Lahad has spent decades working around the world, advising the UN, leading aid missions after disasters in Japan and Sri Lanka, supporting communities affected by the Russia-Ukraine war, and developing response models after 9/11. He also kept his personal losses private for years, including a severe car crash that led to the amputation of his left foot, the death of his wife Vered from cancer in 2001, and the killing of his son Omri at age 23 in South America in 2009. He says those experiences taught him that people can rise from the lowest point, but only if they are not left alone.
Lahad has worked in Kiryat Shmona since 1979 through the “Masa’im” center he founded 45 years ago. Since October 7 and through April, his organization’s resilience centers in the Upper and Western Galilee provided more than 104,000 hours of individual treatment. He says demand has risen sharply, but many people have stopped asking for help because they no longer believe it will change anything. In his view, therapy alone cannot solve an ongoing war, and long-term stress creates “emergency burnout,” not routine resilience.

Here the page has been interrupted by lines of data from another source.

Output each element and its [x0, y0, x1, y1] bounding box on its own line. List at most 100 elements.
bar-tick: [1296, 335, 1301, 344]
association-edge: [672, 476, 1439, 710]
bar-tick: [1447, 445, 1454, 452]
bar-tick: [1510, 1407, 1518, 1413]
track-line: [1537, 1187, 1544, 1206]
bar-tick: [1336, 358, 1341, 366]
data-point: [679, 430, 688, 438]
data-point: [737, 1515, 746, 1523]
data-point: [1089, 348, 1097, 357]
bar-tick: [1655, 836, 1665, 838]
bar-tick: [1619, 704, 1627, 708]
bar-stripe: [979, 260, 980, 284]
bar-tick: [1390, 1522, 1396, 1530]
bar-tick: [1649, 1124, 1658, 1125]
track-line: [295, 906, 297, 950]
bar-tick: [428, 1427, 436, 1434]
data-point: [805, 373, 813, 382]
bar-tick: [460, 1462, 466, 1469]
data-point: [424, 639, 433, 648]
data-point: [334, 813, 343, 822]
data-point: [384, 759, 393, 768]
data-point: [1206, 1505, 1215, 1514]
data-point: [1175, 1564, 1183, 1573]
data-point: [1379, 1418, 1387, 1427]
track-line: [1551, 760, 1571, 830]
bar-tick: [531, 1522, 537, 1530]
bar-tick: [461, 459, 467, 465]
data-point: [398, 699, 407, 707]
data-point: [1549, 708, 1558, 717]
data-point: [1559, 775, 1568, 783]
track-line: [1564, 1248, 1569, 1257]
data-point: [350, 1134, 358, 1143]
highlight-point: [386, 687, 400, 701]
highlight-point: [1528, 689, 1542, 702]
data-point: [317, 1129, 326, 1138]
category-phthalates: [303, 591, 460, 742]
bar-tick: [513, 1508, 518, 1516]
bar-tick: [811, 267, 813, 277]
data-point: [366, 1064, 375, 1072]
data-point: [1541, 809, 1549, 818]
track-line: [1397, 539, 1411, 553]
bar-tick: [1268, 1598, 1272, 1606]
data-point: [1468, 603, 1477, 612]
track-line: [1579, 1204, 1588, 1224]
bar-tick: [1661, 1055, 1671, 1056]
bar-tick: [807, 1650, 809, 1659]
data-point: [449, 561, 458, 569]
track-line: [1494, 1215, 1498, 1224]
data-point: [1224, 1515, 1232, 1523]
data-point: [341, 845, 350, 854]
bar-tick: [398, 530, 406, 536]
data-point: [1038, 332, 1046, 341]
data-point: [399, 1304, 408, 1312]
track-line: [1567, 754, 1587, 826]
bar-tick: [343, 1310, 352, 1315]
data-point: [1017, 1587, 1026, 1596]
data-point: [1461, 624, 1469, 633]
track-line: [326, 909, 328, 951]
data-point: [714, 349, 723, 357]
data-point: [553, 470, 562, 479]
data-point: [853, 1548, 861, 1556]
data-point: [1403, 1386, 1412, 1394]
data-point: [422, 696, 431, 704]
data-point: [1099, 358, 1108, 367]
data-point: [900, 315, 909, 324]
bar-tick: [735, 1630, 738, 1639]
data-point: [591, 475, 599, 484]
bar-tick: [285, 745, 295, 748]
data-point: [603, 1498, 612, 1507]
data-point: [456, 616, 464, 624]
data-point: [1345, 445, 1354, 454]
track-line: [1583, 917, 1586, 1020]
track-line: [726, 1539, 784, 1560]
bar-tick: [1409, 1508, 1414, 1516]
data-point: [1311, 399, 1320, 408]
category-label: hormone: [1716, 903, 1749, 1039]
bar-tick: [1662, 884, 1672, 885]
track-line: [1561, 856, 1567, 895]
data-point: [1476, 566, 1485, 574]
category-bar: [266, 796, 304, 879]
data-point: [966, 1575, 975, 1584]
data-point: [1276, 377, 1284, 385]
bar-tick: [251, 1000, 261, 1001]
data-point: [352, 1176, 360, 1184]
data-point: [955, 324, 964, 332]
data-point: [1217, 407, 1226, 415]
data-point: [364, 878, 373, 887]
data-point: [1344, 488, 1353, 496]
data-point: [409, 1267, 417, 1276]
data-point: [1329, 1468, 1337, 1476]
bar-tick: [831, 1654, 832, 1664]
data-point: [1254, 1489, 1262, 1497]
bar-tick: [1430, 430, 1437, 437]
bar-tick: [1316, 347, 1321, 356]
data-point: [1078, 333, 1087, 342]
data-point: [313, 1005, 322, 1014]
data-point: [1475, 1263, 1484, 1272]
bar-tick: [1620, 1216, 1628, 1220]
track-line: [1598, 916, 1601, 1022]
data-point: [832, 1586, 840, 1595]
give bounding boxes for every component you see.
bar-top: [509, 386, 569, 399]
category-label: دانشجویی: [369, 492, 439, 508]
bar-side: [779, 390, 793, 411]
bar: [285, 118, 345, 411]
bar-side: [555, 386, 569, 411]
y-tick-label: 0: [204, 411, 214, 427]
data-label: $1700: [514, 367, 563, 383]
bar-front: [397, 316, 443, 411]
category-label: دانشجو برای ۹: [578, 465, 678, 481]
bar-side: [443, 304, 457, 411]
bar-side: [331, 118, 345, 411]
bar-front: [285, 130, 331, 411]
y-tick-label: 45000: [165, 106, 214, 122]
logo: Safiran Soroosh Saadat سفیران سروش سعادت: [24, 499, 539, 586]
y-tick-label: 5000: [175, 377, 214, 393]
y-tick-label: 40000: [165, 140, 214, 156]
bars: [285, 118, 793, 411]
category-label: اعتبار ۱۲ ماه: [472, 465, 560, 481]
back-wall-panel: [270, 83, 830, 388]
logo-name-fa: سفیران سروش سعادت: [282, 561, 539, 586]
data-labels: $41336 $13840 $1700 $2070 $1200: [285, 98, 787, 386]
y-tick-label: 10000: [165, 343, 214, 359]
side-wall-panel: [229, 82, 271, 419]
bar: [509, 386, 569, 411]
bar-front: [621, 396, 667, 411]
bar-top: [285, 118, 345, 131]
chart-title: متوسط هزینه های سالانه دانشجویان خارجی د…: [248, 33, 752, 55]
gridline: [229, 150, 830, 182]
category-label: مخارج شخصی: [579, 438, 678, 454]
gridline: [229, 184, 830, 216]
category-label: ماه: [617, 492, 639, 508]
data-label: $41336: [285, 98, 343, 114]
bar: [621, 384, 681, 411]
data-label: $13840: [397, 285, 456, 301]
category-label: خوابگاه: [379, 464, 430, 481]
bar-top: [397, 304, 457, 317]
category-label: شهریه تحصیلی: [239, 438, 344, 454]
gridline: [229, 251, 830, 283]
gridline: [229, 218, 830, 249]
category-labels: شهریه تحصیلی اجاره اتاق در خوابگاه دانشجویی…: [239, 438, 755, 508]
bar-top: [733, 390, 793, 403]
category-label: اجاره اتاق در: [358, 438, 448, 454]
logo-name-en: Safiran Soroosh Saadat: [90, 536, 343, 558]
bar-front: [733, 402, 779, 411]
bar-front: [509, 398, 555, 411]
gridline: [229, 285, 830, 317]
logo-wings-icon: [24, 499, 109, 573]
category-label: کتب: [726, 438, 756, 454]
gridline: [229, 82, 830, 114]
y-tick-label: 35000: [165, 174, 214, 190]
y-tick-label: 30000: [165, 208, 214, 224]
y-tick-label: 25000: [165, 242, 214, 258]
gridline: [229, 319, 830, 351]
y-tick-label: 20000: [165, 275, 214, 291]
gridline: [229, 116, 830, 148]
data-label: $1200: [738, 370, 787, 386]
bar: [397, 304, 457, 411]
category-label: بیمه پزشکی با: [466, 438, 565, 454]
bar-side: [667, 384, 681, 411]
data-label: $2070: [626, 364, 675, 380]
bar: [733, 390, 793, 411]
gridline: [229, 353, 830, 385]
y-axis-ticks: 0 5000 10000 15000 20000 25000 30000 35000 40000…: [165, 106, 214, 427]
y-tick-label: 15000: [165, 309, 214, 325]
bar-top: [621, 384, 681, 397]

He warns that middle-class families are leaving the border area, businesses are not returning, and children and parents are paying the price in sleep problems, anxiety and worsening functioning. He cites Kiryat Shmona’s mayor saying 40% of pupils in grades 1 to 8 do not know how to read or write, and says the state’s response must be faster, simpler and more concrete, with local authorities and schools strengthened now, not after the fighting ends. Lahad will receive the 2026 Tel Hai honorary award later this month.